It started out as a lark: could a TikTok newbie trade a bobby pin for a house?
Over 18 months, Demi Skipper traded up 28 times until she reached her goal, but not before U.S.-Canada border politics threatened to derail it all.
Skipper started the project from her home in San Francisco at the beginning of the COVID-19 pandemic to keep busy. She was inspired by Canadian Kyle MacDonald, who made international headlines when he traded up from a red paper clip to a house in Saskatchewan in 2006. (MacDonald subsequently traded the house which has been converted to the Paperclip Cottage Café).
Skipper, who reached her goal in 28 trades, was floored when she learned MacDonald did the same in only 14.
“How did he do it in 14 trades?” she tells Global News. “Because I don’t think I could have done it in less. When you’re in it, it is just so much harder.
“Sure, the first few trades feel really great and you’re like quickly doing this and then it just gets hard.”
Her first trade was with a woman in Georgia who thought she was on the ground floor of a new TikTok trend. The woman gave up a pair of earrings for the bobby pin, which she still has.
From there, the trading picked up steam. She flipped the earrings for a set of glasses, which turned into a vacuum cleaner and then a snowboard and on and on. At one point she made three trades in a row for collector sneakers before making what she calls her worst trade, when she flipped a car for a necklace.
“The necklace will haunt me forever,” she says. “I thought it was worth $20,000. It was worth $2,000. And at that point, there was definitely a moment where I was like, I need to take a break.
“Like, I don’t know if I can go all the way back because I had a convertible and I was like, this car is amazing. And then I ended up with a $2,000 necklace.”
Yet she persevered, and by trade 26 she had an exclusive gift card to the Chipotle restaurant chain that gives its owner unlimited burritos for a year. But to flip that card she had to find someone who really loved Chipotle.
Fortunately for her, Vancouver’s Alyssa Sager is just such a person.
Sager, who owns Leis de Buds flower store in Vancouver, says her employees flagged Skipper’s videos to her. Sager says she immediately thought of the solar-powered shed on wheels she used at flower shows pre-pandemic. But after the deal was agreed to, Skipper discovered she couldn’t get the trailer over the border.

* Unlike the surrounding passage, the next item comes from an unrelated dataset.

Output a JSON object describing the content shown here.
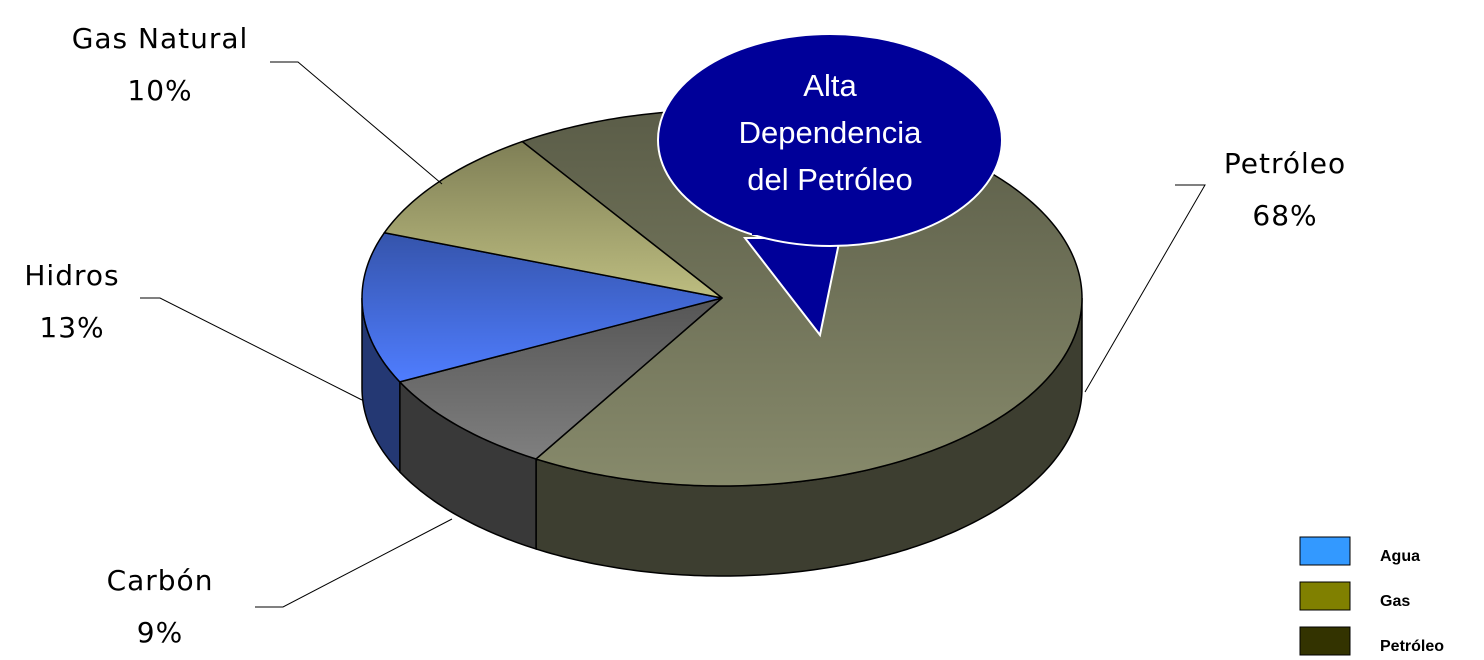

“And it turned out that the platform the trailer was built on (was a problem),” she says. “It wasn’t that it was illegal, it was that the company that manufactured it hadn’t paid their dues to the US Department of Transportation. So it was just nightmarish.
“I was like, what happens if I get stuck with this thing in Canada?”
It took her six months but she was finally able to drive it over the border before ultimately flipping it for the house in Tennessee. She went from zero to five million followers on TikTok in 18 months and had acquired a house along the way, but neither of those accomplishments meant anything to her.
“I can’t explain it to people, but I love the idea of proving it’s possible,” she says. “I just want to prove it’s possible to do it and then do it again.
“So the house is going to get go to somebody who really needs it. I think that’s, like, really special. And then I’m going to start over and do it again.”
She has developed a following on TikTok and more widespread fame through the news media. As a result, she says a major chain store in the U.S. has offered to help her renovate the home before she gives it away.
What does she expect in a trade?
“So the plan I think I’m going to do is that I’m going to then trade the house for a bobby pin again,” she says. “So I’m going to donate it to whoever really needs this house.”
Along the way she’s made friends, including Alyssa Sager, who is something of a kindred spririt. Sager may love burritos but she’s not going to use her Chipotle card for herself. She plans on donating the weekly allotment of food to either a women’s shelter she volunteers for or other people in need in Vancouver.
“I think the more that we can do to level up the happiness,” she says.
“Flowers make people happy, giving makes people happy. I think the more that we can do and because we can do it, why not, right? And that’s kind of how I see it.”